The apparatus 1500 including the electronic device 100 may be used in embodiments of the electronic system of the present disclosure. As shown in fig. 17, a system 1700 is also disclosed and includes one or more of the electronic devices 100, 100' in accordance with embodiments of the present disclosure. Fig. 17 is a simplified block diagram of a system 1700 implemented according to one or more implementations described herein. The system 1700 may include, for example, a computer or computer hardware component, a server or other networked hardware component, a cellular telephone, a digital camera, a Personal Digital Assistant (PDA), a portable media (e.g., music) player, wi-Fi, or a cellular-enabled tablet computer, such as for example

Or

Tablet computers, electronic books, navigation devices, and the like. The system 1700 includes at least one memory device 1702 including the electronic device 100, 100' as previously described. The system 1700 may further include at least one processor 1704, such as a microprocessor, to control system functions and processing of requests in the system 1700. Processor device 1704 and other subcomponents of system 1700 may include a memory unit.

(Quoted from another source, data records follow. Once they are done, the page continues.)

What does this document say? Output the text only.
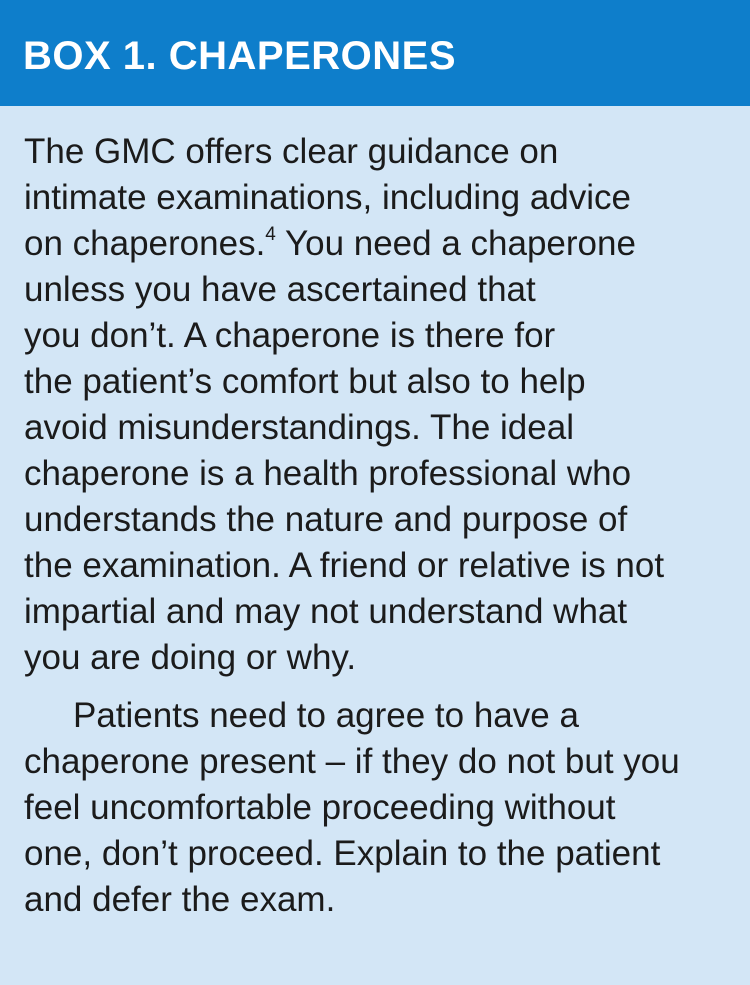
BOX 1. CHAPERONES

The GMC offers clear guidance on
intimate examinations, including advice
on chaperones.$^4$ You need a chaperone
unless you have ascertained that
you don’t. A chaperone is there for
the patient’s comfort but also to help
avoid misunderstandings. The ideal
chaperone is a health professional who
understands the nature and purpose of
the examination. A friend or relative is not
impartial and may not understand what
you are doing or why.

Patients need to agree to have a
chaperone present – if they do not but you
feel uncomfortable proceeding without
one, don’t proceed. Explain to the patient
and defer the exam.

Various other devices may be coupled to the processor device 1704 depending on the functions performed by the system 1700. For example, an input device 1706 can be coupled to the processor device 1704 for inputting information into the system 1700 by a user, such as a mouse or other pointing device, buttons, switches, a keyboard, a touchpad, a light pen, a digitizer and stylus, a touch screen, a voice recognition system, a microphone, a control panel, or a combination thereof, for example. An output device 1708 for outputting information (e.g., visual or audio output) to a user may also be coupled to the processor device 1704. The output device 1708 may include an LCD display, an SED display, a CRT display, a DLP display, a plasma display, an OLED display, an LED display, a three-dimensional projector, an audio display, or a combination thereof. Output devices 1708 may also include a printer, audio output jack, speakers, and the like. In some embodiments, the input device 1706 and the output device 1708 may comprise a single touch screen device that can be used to both input information to the system 1700 and output visual information to a user. One or more input devices 1706 and output devices 1708 may be in electrical communication with at least one of the memory device 1702 and the processor device 1704. At least one memory device 1702 and a processor device 1704 may also be used in a system on a chip (SoC).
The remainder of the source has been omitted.